Plusieurs sociétés ou institutions françaises ont été touchées ces dernières années par une intrusion informatique via le logiciel français Centreon, avec une technique rappelant celle du groupe de pirates russes « Sandworm ». L’Anssi, le gardien de la sécurité informatique française, a révélé lundi soir ces intrusions dans une note d’information technique à l’intention des responsables de la sécurité informatique. « Les premières compromissions identifiées par l’Anssi datent de fin 2017 et se sont poursuivies jusqu’en 2020 », a indiqué l’agence dans sa note.
Plus concrètement, les analystes ont trouvé deux portes dérobées connues dans les serveurs Centreon affectés. La première est le « webshell » P.A.S, qui est disponible en source ouverte. La seconde est Exaramel, que les chercheurs d’Eset ont déjà analysé en 2018 dans le cadre d’une attaque réalisée par le groupe Sandworm alias TeleBots. « Bien que cet outil puisse être réutilisé assez facilement, l’infrastructure de commande et de contrôle avait déjà été préalablement identifiée par l’Anssi comme appartenant au mode opératoire Sandworm », souligne l’Anssi.
De son côté, Centreon a indiqué « avoir pris connaissance des informations publiées par l’Anssi ce soir, au moment de la publication du rapport, qui concernerait des faits initiés en 2017, voire en 2015 ». « Nous mettons tout en œuvre pour prendre la mesure exacte des informations techniques présentes dans cette publication », a-t-elle ajouté. Utilisé par de nombreuses entreprises (Airbus, Air France, Bolloré, EDF, Orange ou encore Total) et par le ministère de la Justice, le logiciel Centreon permet de superviser des applications et des réseaux informatiques.
Clients touchés par rebond
Selon l’Anssi, la campagne a « principalement touché des prestataires de services informatiques, notamment d’hébergement web ». Mais elle pourrait aussi avoir touché de grands groupes et institutions. « Il est possible que des clients de ces prestataires aient été touchés par rebond », a souligné Loïc Guezo, le secrétaire général du Clusif, une association de spécialistes français de la cybersécurité. D’une manière générale, il est « exceptionnel » que l’Anssi publie une telle note, a-t-il souligné. Selon lui, la note est manifestement issue d’un long travail d’enquête dans des sociétés françaises compromises, et de rapprochements avec des affaires antérieures publiquement révélées il y a plusieurs années, a-t-il estimé.

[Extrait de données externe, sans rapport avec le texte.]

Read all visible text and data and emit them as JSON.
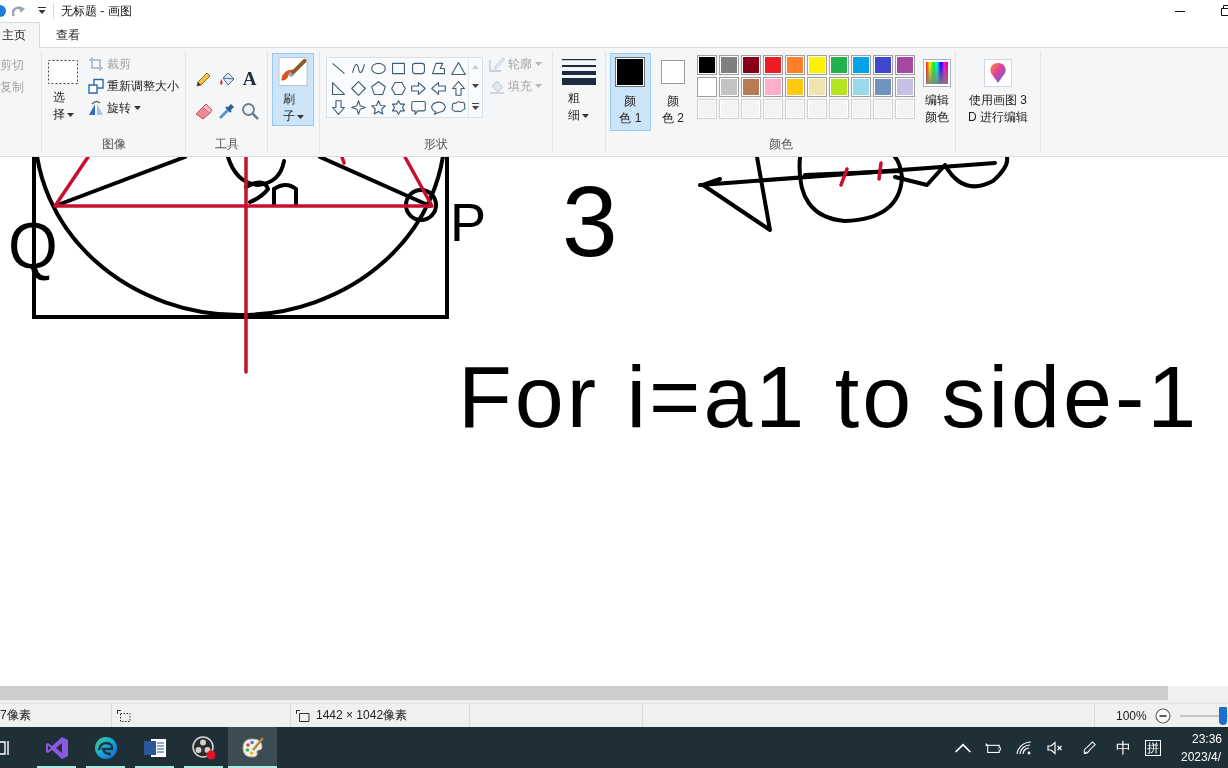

Dans son principe, l’affaire rappelle la vaste cyberattaque attribuée à la Russie. Elle a visé les États-Unis en 2020, via la compromission d’un autre logiciel de supervision, SolarWinds, développé par une entreprise du Texas, et utilisée par des dizaines de milliers d’entreprises à travers le monde. Dans le cas présent, toutefois, on ne sait encore comment les portes dérobées sont arrivées sur les serveurs Centreon. « Les analyses de l’Anssi n’ont pas permis d’identifier l’origine du dépôt de cette porte dérobée », précise l’agence nationale.
« Les outils de supervision qu’on met dans son système d’information sont souvent des cibles pour les cybercriminels car ils permettent d’accéder à beaucoup de données », a expliqué Gérôme Billois, expert cybersécurité chez Wavestone, un cabinet de conseil. « Ils sont connus pour être des outils d’amplification d’attaque », a-t-il ajouté. Aux États-Unis, la cyberattaque via SolarWinds a notamment touché le département d’État, le Trésor, la Sécurité intérieure et les Instituts nationaux de la Santé. Contactés lundi soir, le ministère de la Justice et d’autres entreprises françaises n’ont pas fait de commentaire immédiat.